10. En deuxième lieu, pour les mêmes motifs que ceux énoncés au point 6, les moyens tirés de ce que la décision portant obligation de quitter le territoire français méconnaît les stipulations de l'article 8 de la convention européenne de sauvegarde des droits de l'homme et des libertés fondamentales et est entachée d'erreur manifeste d'appréciation doivent être écartés comme non fondés.

11. En dernier lieu, il ressort des pièces du dossier que rien ne s'oppose à ce que les enfants de la requérante repartent avec leurs parents dans leur pays d'origine, où leur scolarité pourra être poursuivie. Dès lors, l'obligation de quitter le territoire français contestée, qui n'emporte notamment pas séparation des enfants de l'un de ses deux parents, n'a pas porté une atteinte à l'intérêt supérieur de ces enfants mineurs au sens des stipulations du 1 de l'article 3 de la convention relative aux droits de l'enfant.
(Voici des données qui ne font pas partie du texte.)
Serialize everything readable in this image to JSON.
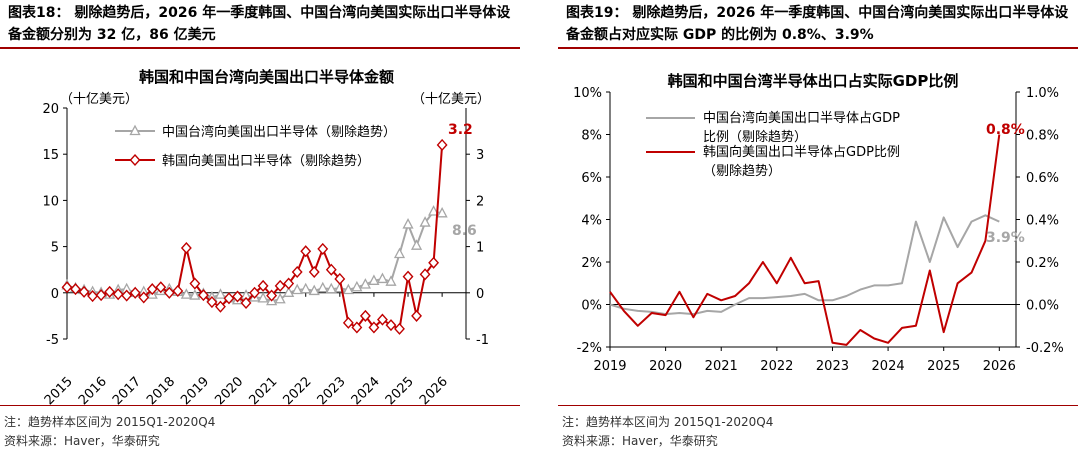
{
  "left": {
    "figure_title": "图表18： 剔除趋势后，2026 年一季度韩国、中国台湾向美国实际出口半导体设备金额分别为 32 亿，86 亿美元",
    "note": "注：趋势样本区间为 2015Q1-2020Q4",
    "source": "资料来源：Haver，华泰研究"
  },
  "right": {
    "figure_title": "图表19： 剔除趋势后，2026 年一季度韩国、中国台湾向美国实际出口半导体设备金额占对应实际 GDP 的比例为 0.8%、3.9%",
    "note": "注：趋势样本区间为 2015Q1-2020Q4",
    "source": "资料来源：Haver，华泰研究"
  },
  "colors": {
    "taiwan": "#a6a6a6",
    "korea": "#c00000",
    "axis": "#000000",
    "title_rule": "#a00000"
  },
  "chart_data": [
    {
      "type": "line",
      "title": "韩国和中国台湾向美国出口半导体金额",
      "ylabel_left": "（十亿美元）",
      "ylabel_right": "（十亿美元）",
      "x_tick_labels": [
        "2015",
        "2016",
        "2017",
        "2018",
        "2019",
        "2020",
        "2021",
        "2022",
        "2023",
        "2024",
        "2025",
        "2026"
      ],
      "ylim_left": [
        -5,
        20
      ],
      "yticks_left": [
        "-5",
        "0",
        "5",
        "10",
        "15",
        "20"
      ],
      "ylim_right": [
        -1,
        4
      ],
      "yticks_right": [
        "-1",
        "0",
        "1",
        "2",
        "3"
      ],
      "legend_position": "top-left",
      "end_labels": [
        "3.2",
        "8.6"
      ],
      "series": [
        {
          "name": "中国台湾向美国出口半导体（剔除趋势）",
          "axis": "left",
          "marker": "triangle",
          "x": [
            2015.0,
            2015.25,
            2015.5,
            2015.75,
            2016.0,
            2016.25,
            2016.5,
            2016.75,
            2017.0,
            2017.25,
            2017.5,
            2017.75,
            2018.0,
            2018.25,
            2018.5,
            2018.75,
            2019.0,
            2019.25,
            2019.5,
            2019.75,
            2020.0,
            2020.25,
            2020.5,
            2020.75,
            2021.0,
            2021.25,
            2021.5,
            2021.75,
            2022.0,
            2022.25,
            2022.5,
            2022.75,
            2023.0,
            2023.25,
            2023.5,
            2023.75,
            2024.0,
            2024.25,
            2024.5,
            2024.75,
            2025.0,
            2025.25,
            2025.5,
            2025.75,
            2026.0
          ],
          "values": [
            0.8,
            0.5,
            0.3,
            0.1,
            0.0,
            -0.2,
            0.3,
            0.4,
            0.0,
            0.1,
            -0.2,
            0.2,
            0.4,
            0.1,
            -0.2,
            -0.3,
            -0.1,
            -0.5,
            -0.2,
            -0.6,
            -0.8,
            -0.3,
            -0.5,
            -0.6,
            -0.9,
            -0.7,
            0.0,
            0.3,
            0.4,
            0.2,
            0.5,
            0.4,
            0.5,
            0.3,
            0.6,
            0.9,
            1.3,
            1.5,
            1.2,
            4.2,
            7.4,
            5.1,
            7.6,
            8.8,
            8.6
          ]
        },
        {
          "name": "韩国向美国出口半导体（剔除趋势）",
          "axis": "right",
          "marker": "diamond",
          "x": [
            2015.0,
            2015.25,
            2015.5,
            2015.75,
            2016.0,
            2016.25,
            2016.5,
            2016.75,
            2017.0,
            2017.25,
            2017.5,
            2017.75,
            2018.0,
            2018.25,
            2018.5,
            2018.75,
            2019.0,
            2019.25,
            2019.5,
            2019.75,
            2020.0,
            2020.25,
            2020.5,
            2020.75,
            2021.0,
            2021.25,
            2021.5,
            2021.75,
            2022.0,
            2022.25,
            2022.5,
            2022.75,
            2023.0,
            2023.25,
            2023.5,
            2023.75,
            2024.0,
            2024.25,
            2024.5,
            2024.75,
            2025.0,
            2025.25,
            2025.5,
            2025.75,
            2026.0
          ],
          "values": [
            0.12,
            0.08,
            0.02,
            -0.07,
            -0.05,
            0.02,
            -0.03,
            -0.06,
            0.0,
            -0.1,
            0.08,
            0.12,
            0.0,
            0.04,
            0.97,
            0.2,
            -0.05,
            -0.2,
            -0.3,
            -0.12,
            -0.08,
            -0.22,
            0.0,
            0.15,
            -0.06,
            0.15,
            0.2,
            0.45,
            0.9,
            0.45,
            0.95,
            0.5,
            0.3,
            -0.65,
            -0.75,
            -0.5,
            -0.75,
            -0.58,
            -0.7,
            -0.78,
            0.35,
            -0.5,
            0.4,
            0.65,
            3.2
          ]
        }
      ]
    },
    {
      "type": "line",
      "title": "韩国和中国台湾半导体出口占实际GDP比例",
      "x_tick_labels": [
        "2019",
        "2020",
        "2021",
        "2022",
        "2023",
        "2024",
        "2025",
        "2026"
      ],
      "ylim_left": [
        -2,
        10
      ],
      "yticks_left": [
        "-2%",
        "0%",
        "2%",
        "4%",
        "6%",
        "8%",
        "10%"
      ],
      "ylim_right": [
        -0.2,
        1.0
      ],
      "yticks_right": [
        "-0.2%",
        "0.0%",
        "0.2%",
        "0.4%",
        "0.6%",
        "0.8%",
        "1.0%"
      ],
      "legend_position": "top-left",
      "end_labels": [
        "0.8%",
        "3.9%"
      ],
      "series": [
        {
          "name": "中国台湾向美国出口半导体占GDP比例（剔除趋势）",
          "axis": "left",
          "x": [
            2019.0,
            2019.25,
            2019.5,
            2019.75,
            2020.0,
            2020.25,
            2020.5,
            2020.75,
            2021.0,
            2021.25,
            2021.5,
            2021.75,
            2022.0,
            2022.25,
            2022.5,
            2022.75,
            2023.0,
            2023.25,
            2023.5,
            2023.75,
            2024.0,
            2024.25,
            2024.5,
            2024.75,
            2025.0,
            2025.25,
            2025.5,
            2025.75,
            2026.0
          ],
          "values": [
            0.0,
            -0.2,
            -0.3,
            -0.35,
            -0.45,
            -0.4,
            -0.45,
            -0.3,
            -0.35,
            0.0,
            0.3,
            0.3,
            0.35,
            0.4,
            0.5,
            0.2,
            0.2,
            0.4,
            0.7,
            0.9,
            0.9,
            1.0,
            3.9,
            2.0,
            4.1,
            2.7,
            3.9,
            4.2,
            3.9
          ]
        },
        {
          "name": "韩国向美国出口半导体占GDP比例（剔除趋势）",
          "axis": "right",
          "x": [
            2019.0,
            2019.25,
            2019.5,
            2019.75,
            2020.0,
            2020.25,
            2020.5,
            2020.75,
            2021.0,
            2021.25,
            2021.5,
            2021.75,
            2022.0,
            2022.25,
            2022.5,
            2022.75,
            2023.0,
            2023.25,
            2023.5,
            2023.75,
            2024.0,
            2024.25,
            2024.5,
            2024.75,
            2025.0,
            2025.25,
            2025.5,
            2025.75,
            2026.0
          ],
          "values": [
            0.06,
            -0.03,
            -0.1,
            -0.04,
            -0.05,
            0.06,
            -0.06,
            0.05,
            0.02,
            0.04,
            0.1,
            0.2,
            0.1,
            0.22,
            0.1,
            0.11,
            -0.18,
            -0.19,
            -0.12,
            -0.16,
            -0.18,
            -0.11,
            -0.1,
            0.16,
            -0.13,
            0.1,
            0.15,
            0.3,
            0.8
          ]
        }
      ]
    }
  ]
}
Sur la décision fixant un délai de départ volontaire :

12. Il résulte de ce qui précède que Mme A n'est pas fondée à exciper de l'illégalité de la décision portant obligation de quitter le territoire français à l'appui de ses conclusions dirigées contre la décision fixant un délai de départ volontaire prise à son encontre.

Sur la décision désignant le pays de destination :

13. En premier lieu, il résulte de ce qui précède que Mme A n'est pas fondée à exciper de l'illégalité de la décision portant obligation de quitter le territoire français à l'appui de ses conclusions dirigées contre la décision désignant le pays de renvoi. Cette dernière décision n'ayant été prise ni en application ni sur le fondement de la décision de refus de délivrance de titre de séjour, Mme A ne saurait utilement exciper de l'illégalité de ce refus de séjour à l'appui de ses conclusions dirigées contre la décision fixant le pays de renvoi.
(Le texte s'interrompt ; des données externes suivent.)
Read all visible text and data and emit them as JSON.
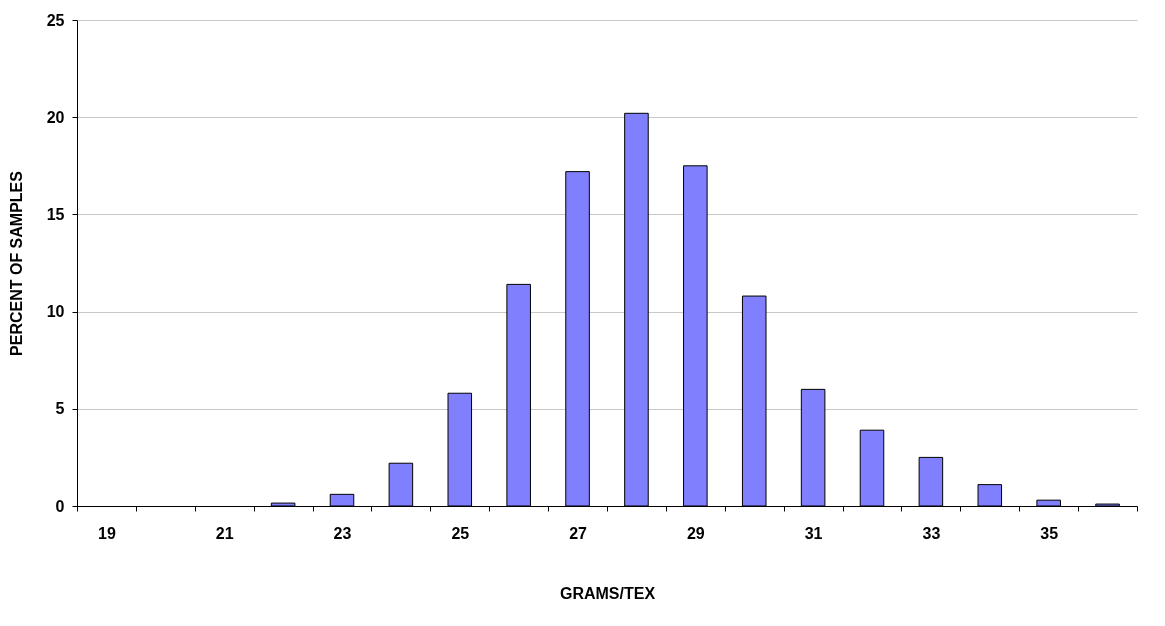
{
  "chart_data": {
    "type": "bar",
    "xlabel": "GRAMS/TEX",
    "ylabel": "PERCENT OF SAMPLES",
    "categories": [
      "19",
      null,
      "21",
      null,
      "23",
      null,
      "25",
      null,
      "27",
      null,
      "29",
      null,
      "31",
      null,
      "33",
      null,
      "35",
      null
    ],
    "values": [
      0,
      0,
      0,
      0.15,
      0.6,
      2.2,
      5.8,
      11.4,
      17.2,
      20.2,
      17.5,
      10.8,
      6.0,
      3.9,
      2.5,
      1.1,
      0.3,
      0.1
    ],
    "color": "#8080ff",
    "ylim": [
      0,
      25
    ],
    "yticks": [
      0,
      5,
      10,
      15,
      20,
      25
    ],
    "grid": "y"
  }
}
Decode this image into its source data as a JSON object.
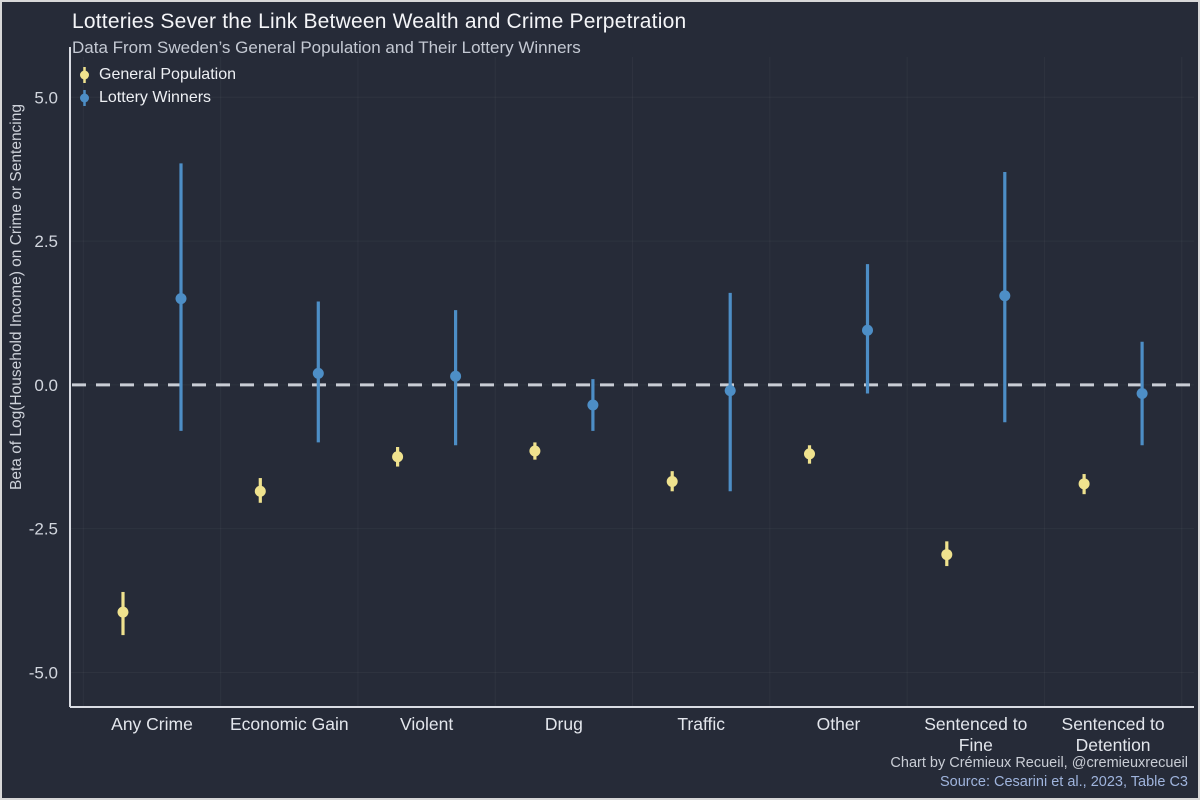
{
  "title": "Lotteries Sever the Link Between Wealth and Crime Perpetration",
  "subtitle": "Data From Sweden’s General Population and Their Lottery Winners",
  "footer": {
    "line1": "Chart by Crémieux Recueil, @cremieuxrecueil",
    "line2": "Source: Cesarini et al., 2023, Table C3"
  },
  "colors": {
    "background": "#262b38",
    "axis": "#d9dce3",
    "reference_line": "#c9cdd5",
    "tick_label": "#d2d6de",
    "category_label": "#e3e6ec",
    "gridline": "rgba(255,255,255,0.04)"
  },
  "chart_data": {
    "type": "pointrange",
    "title": "Lotteries Sever the Link Between Wealth and Crime Perpetration",
    "subtitle": "Data From Sweden’s General Population and Their Lottery Winners",
    "ylabel": "Beta of Log(Household Income) on Crime or Sentencing",
    "xlabel": "",
    "yticks": [
      5.0,
      2.5,
      0.0,
      -2.5,
      -5.0
    ],
    "ylim": [
      -5.6,
      5.7
    ],
    "reference_line": 0,
    "legend_position": "top-left",
    "grid": "faint",
    "categories": [
      "Any Crime",
      "Economic Gain",
      "Violent",
      "Drug",
      "Traffic",
      "Other",
      "Sentenced to Fine",
      "Sentenced to Detention"
    ],
    "categories_display": [
      [
        "Any Crime"
      ],
      [
        "Economic Gain"
      ],
      [
        "Violent"
      ],
      [
        "Drug"
      ],
      [
        "Traffic"
      ],
      [
        "Other"
      ],
      [
        "Sentenced to",
        "Fine"
      ],
      [
        "Sentenced to",
        "Detention"
      ]
    ],
    "series": [
      {
        "name": "General Population",
        "color": "#efe28e",
        "values": [
          -3.95,
          -1.85,
          -1.25,
          -1.15,
          -1.68,
          -1.2,
          -2.95,
          -1.72
        ],
        "ci_low": [
          -4.35,
          -2.05,
          -1.42,
          -1.3,
          -1.85,
          -1.37,
          -3.15,
          -1.9
        ],
        "ci_high": [
          -3.6,
          -1.62,
          -1.08,
          -1.0,
          -1.5,
          -1.05,
          -2.72,
          -1.55
        ]
      },
      {
        "name": "Lottery Winners",
        "color": "#4d8ec6",
        "values": [
          1.5,
          0.2,
          0.15,
          -0.35,
          -0.1,
          0.95,
          1.55,
          -0.15
        ],
        "ci_low": [
          -0.8,
          -1.0,
          -1.05,
          -0.8,
          -1.85,
          -0.15,
          -0.65,
          -1.05
        ],
        "ci_high": [
          3.85,
          1.45,
          1.3,
          0.1,
          1.6,
          2.1,
          3.7,
          0.75
        ]
      }
    ]
  }
}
14. Pour les mêmes motifs que ceux énoncés aux points 6 et 8, les moyens tirés de ce que la décision de fixation du pays de renvoi méconnaît les stipulations de l'article 8 de la convention européenne de sauvegarde des droits de l'homme et des libertés fondamentales ainsi que celles du 1 de l'article 3 de la convention internationale relative aux droits de l'enfant et est entachée d'erreur manifeste d'appréciation doivent être écartés comme non fondés.

Sur la décision portant interdiction de retour sur le territoire français :

15. Il ne ressort pas de l'arrêté contesté, de ses motifs ou de ses dispositions, qu'il comporte une interdiction de retour à l'égard de Mme A, laquelle doit nécessairement avoir une durée déterminée en vertu des dispositions précitées de l'article L. 612-10 du code de l'entrée et du séjour des étrangers et du droit d'asile et une motivation propre en vertu de l'article L. 613-2 de ce code. En l'absence d'interdiction de retour, les demandes de Mme A tendant à l'annulation de la décision portant interdiction de retour sont dépourvues d'objet et, par suite, irrecevables.

16. Il résulte de ce qui précède que la requête de Mme A est manifestement dépourvue de fondement. Dès lors, elle doit être rejetée, y compris en ses conclusions aux fins d'injonction et de mise à la charge de l'État des frais exposés et non compris dans les dépens.

ORDONNE :

Article 1er : La requête de Mme A est rejetée.

Article 2 : La présente ordonnance sera notifiée à Mme C B épouse A et au ministre de l'intérieur et des outre-mer.

Copie en sera adressée à la préfète du Rhône.

Fait à Lyon, le 20 juillet 2023.

Le président,

Gilles Hermitte

La République mande et ordonne au ministre de l'intérieur et des outre-mer en ce qui le concerne ou à tous commissaires de justice à ce requis en ce qui concerne les voies de droit commun contre les parties privées, de pourvoir à l'exécution de la présente décision.